# Oprah buys lunch for the entire country at KFC!



## DBCcigar (Apr 24, 2008)

You have less than 24 hours to print the coupons. 4 per computer

Free KFC Coupon - Oprah.com


----------



## longburn (Mar 28, 2009)

Nice,thanks for sharing that tidbit. I have been trying to to the print coupon page but so far no luck. The traffic volume is too heavy. I'll try again tonight.


----------



## slyder (Mar 17, 2009)

Im just gonna go ahead and laugh by myself here....dont pay any attention to me.


----------



## longburn (Mar 28, 2009)

slyder said:


> Im just gonna go ahead and laugh by myself here....dont pay any attention to me.
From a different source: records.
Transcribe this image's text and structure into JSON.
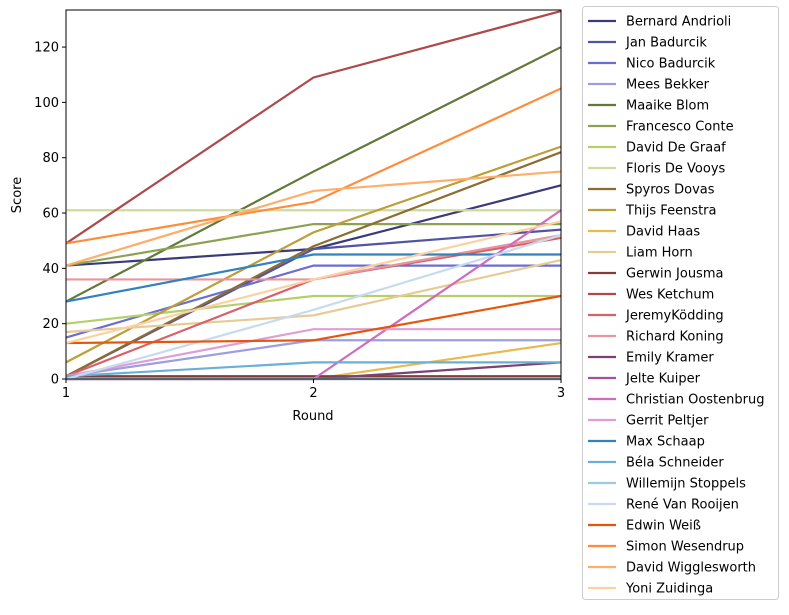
{
  "chart_data": {
    "type": "line",
    "xlabel": "Round",
    "ylabel": "Score",
    "x": [
      1,
      2,
      3
    ],
    "xticks": [
      "1",
      "2",
      "3"
    ],
    "yticks": [
      "0",
      "20",
      "40",
      "60",
      "80",
      "100",
      "120"
    ],
    "xlim": [
      1,
      3
    ],
    "ylim": [
      0,
      133.4
    ],
    "grid": false,
    "legend_position": "outside-right",
    "series": [
      {
        "name": "Bernard Andrioli",
        "color": "#393b79",
        "values": [
          41,
          47,
          70
        ]
      },
      {
        "name": "Jan Badurcik",
        "color": "#5254a3",
        "values": [
          1,
          47,
          54
        ]
      },
      {
        "name": "Nico Badurcik",
        "color": "#6b6ecf",
        "values": [
          15,
          41,
          41
        ]
      },
      {
        "name": "Mees Bekker",
        "color": "#9c9ede",
        "values": [
          1,
          14,
          14
        ]
      },
      {
        "name": "Maaike Blom",
        "color": "#637939",
        "values": [
          28,
          75,
          120
        ]
      },
      {
        "name": "Francesco Conte",
        "color": "#8ca252",
        "values": [
          41,
          56,
          56
        ]
      },
      {
        "name": "David De Graaf",
        "color": "#b5cf6b",
        "values": [
          20,
          30,
          30
        ]
      },
      {
        "name": "Floris De Vooys",
        "color": "#cedb9c",
        "values": [
          61,
          61,
          61
        ]
      },
      {
        "name": "Spyros Dovas",
        "color": "#8c6d31",
        "values": [
          1,
          48,
          82
        ]
      },
      {
        "name": "Thijs Feenstra",
        "color": "#bd9e39",
        "values": [
          6,
          53,
          84
        ]
      },
      {
        "name": "David Haas",
        "color": "#e7ba52",
        "values": [
          0,
          0,
          13
        ]
      },
      {
        "name": "Liam Horn",
        "color": "#e7cb94",
        "values": [
          17,
          23,
          43
        ]
      },
      {
        "name": "Gerwin Jousma",
        "color": "#843c39",
        "values": [
          1,
          1,
          1
        ]
      },
      {
        "name": "Wes Ketchum",
        "color": "#ad494a",
        "values": [
          49,
          109,
          133
        ]
      },
      {
        "name": "JeremyKödding",
        "color": "#d6616b",
        "values": [
          1,
          36,
          51
        ]
      },
      {
        "name": "Richard Koning",
        "color": "#e7969c",
        "values": [
          36,
          36,
          52
        ]
      },
      {
        "name": "Emily Kramer",
        "color": "#7b4173",
        "values": [
          0,
          0,
          6
        ]
      },
      {
        "name": "Jelte Kuiper",
        "color": "#a55194",
        "values": [
          0,
          0,
          0
        ]
      },
      {
        "name": "Christian Oostenbrug",
        "color": "#ce6dbd",
        "values": [
          0,
          0,
          61
        ]
      },
      {
        "name": "Gerrit Peltjer",
        "color": "#de9ed6",
        "values": [
          1,
          18,
          18
        ]
      },
      {
        "name": "Max Schaap",
        "color": "#3182bd",
        "values": [
          28,
          45,
          45
        ]
      },
      {
        "name": "Béla Schneider",
        "color": "#6baed6",
        "values": [
          1,
          6,
          6
        ]
      },
      {
        "name": "Willemijn Stoppels",
        "color": "#9ecae1",
        "values": [
          0,
          0,
          0
        ]
      },
      {
        "name": "René Van Rooijen",
        "color": "#c6dbef",
        "values": [
          0,
          25,
          52
        ]
      },
      {
        "name": "Edwin Weiß",
        "color": "#e6550d",
        "values": [
          13,
          14,
          30
        ]
      },
      {
        "name": "Simon Wesendrup",
        "color": "#fd8d3c",
        "values": [
          49,
          64,
          105
        ]
      },
      {
        "name": "David Wigglesworth",
        "color": "#fdae6b",
        "values": [
          41,
          68,
          75
        ]
      },
      {
        "name": "Yoni Zuidinga",
        "color": "#fdd0a2",
        "values": [
          13,
          36,
          57
        ]
      }
    ]
  }
}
I would laugh, was gonna laugh....but I checked...it's for real.


----------



## slyder (Mar 17, 2009)

Is this like the time oprah bought the cars for poor people that couldnt pay the sales tax on em?


----------



## SMOKE20 (Apr 26, 2008)

Thats pretty awesome, I have one right in front of my work, now I know what is for lunch


----------



## ashmaster (Oct 10, 2008)

I was able to download the coupon, so if anyone is having a problem shoot me a PM with your email address and I'll forward you a copy.


----------



## 82shovel (Feb 2, 2009)

free mothers day dinner for the wife (I will take her out a day earlier)= more money for my cigar collection


----------



## Tarks (Mar 3, 2009)

NEWSFLASH!!!

The whole country takes the day off cause their in the bathroom!


----------



## ProBe (Jan 8, 2009)

Thanks for the post.


----------